Par contre, quand la nouvelle recrue arrivait dans la filière, la prudence était à nouveau extrême. Le groupe du père Louis Poutrain a été malheureusement trahi en septembre 1943 par un mouchard (un certain Grasset) dont il ne s’était pas assez méfié. Une fois accueilli, de nuit il avait pu découvrir dans le presbytère les faux papiers que préparait le Père avec l’aide de la Préfecture. Le même Grasset fit arrêter en décembre 1943 une vingtaine de jeunes réfractaires au STO à St Firmin, organisa la descente dans le village des Combes le 5 janvier 1944 et encore lui qui dénonça les camps de Champoléon en allant jusqu’à donner des photos. Il en fit autant dans la vallée de Briançon et de l’Ubaye. Chaque fois ces arrestations ont fait suite à des manques de prudence.
Et les traitres ne manquaient pas en cette époque troublée. On peut citer Léon Michel également qui a été embauché par l’entreprise Farçat comme Résistant et qui devint plus tard un collabo notoire.
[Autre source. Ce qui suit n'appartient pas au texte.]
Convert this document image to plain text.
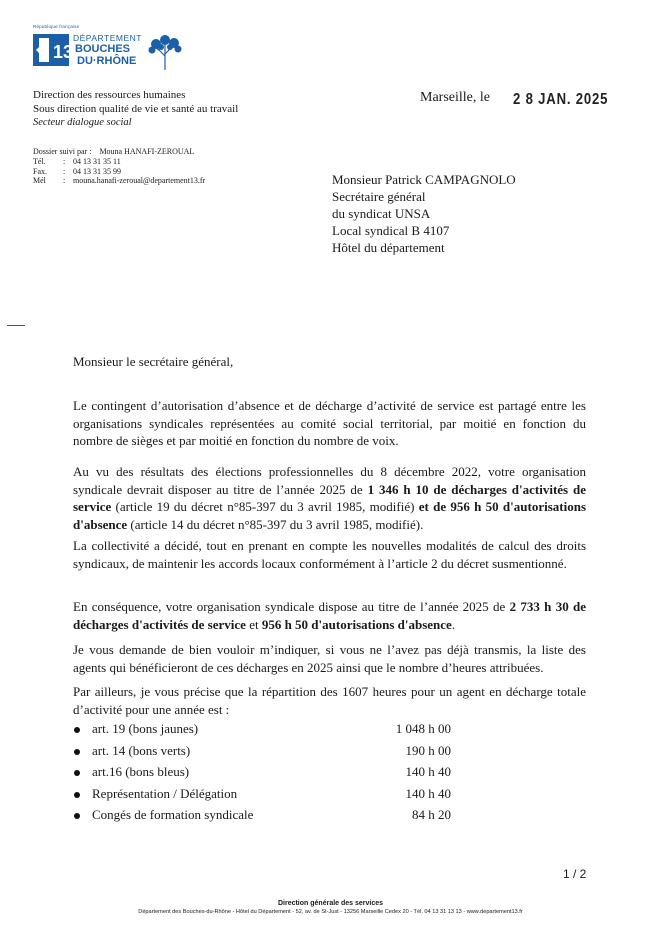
République française
13
DÉPARTEMENT
BOUCHES
DU·RHÔNE
Direction des ressources humaines
Sous direction qualité de vie et santé au travail
Secteur dialogue social
Dossier suivi par : Mouna HANAFI-ZEROUAL
Tél. : 04 13 31 35 11
Fax. : 04 13 31 35 99
Mél : mouna.hanafi-zeroual@departement13.fr
Marseille, le 2 8 JAN. 2025
Monsieur Patrick CAMPAGNOLO
Secrétaire général
du syndicat UNSA
Local syndical B 4107
Hôtel du département
Monsieur le secrétaire général,
Le contingent d’autorisation d’absence et de décharge d’activité de service est partagé entre les organisations syndicales représentées au comité social territorial, par moitié en fonction du nombre de sièges et par moitié en fonction du nombre de voix.
Au vu des résultats des élections professionnelles du 8 décembre 2022, votre organisation syndicale devrait disposer au titre de l’année 2025 de 1 346 h 10 de décharges d'activités de service (article 19 du décret n°85-397 du 3 avril 1985, modifié) et de 956 h 50 d'autorisations d'absence (article 14 du décret n°85-397 du 3 avril 1985, modifié).
La collectivité a décidé, tout en prenant en compte les nouvelles modalités de calcul des droits syndicaux, de maintenir les accords locaux conformément à l’article 2 du décret susmentionné.
En conséquence, votre organisation syndicale dispose au titre de l’année 2025 de 2 733 h 30 de décharges d'activités de service et 956 h 50 d'autorisations d'absence.
Je vous demande de bien vouloir m’indiquer, si vous ne l’avez pas déjà transmis, la liste des agents qui bénéficieront de ces décharges en 2025 ainsi que le nombre d’heures attribuées.
Par ailleurs, je vous précise que la répartition des 1607 heures pour un agent en décharge totale d’activité pour une année est :
art. 19 (bons jaunes)	1 048 h 00
art. 14 (bons verts)	190 h 00
art.16 (bons bleus)	140 h 40
Représentation / Délégation	140 h 40
Congés de formation syndicale	84 h 20
1 / 2
Direction générale des services
Département des Bouches-du-Rhône - Hôtel du Département - 52, av. de St-Just - 13256 Marseille Cedex 20 - Tél. 04 13 31 13 13 - www.departement13.fr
En voici l’histoire succincte. Alors qu’il travaillait dans cette entreprise, il est arrêté le 23 novembre 1943. Devant l’effroi de la torture ou de la déportation (qui pourrait le lui reprocher ?) il a accepté de changer de bord et de devenir agent de la Gestapo. Donc, à la surprise de tous, il est relâché très vite après son arrestation. Malheureusement il devint zéler dans sa nouvelle tache ! Il va trahir certaines familles, racketter des familles juives, faire du marchandage ignoble… Par contre il ne trahira pas ses anciens collègues de travail qui sont Résistants. Certains diront qu’il n’y avait pas que du mauvais en lui. A la libération il sera exécuté par les Français le 7 juin 1945. Ariez, chef de la Trentaine d’Ancelle, avait même de l’estime pour lui et des Champsaurins ont regretté sa condamnation à mort, jugée comme excessive.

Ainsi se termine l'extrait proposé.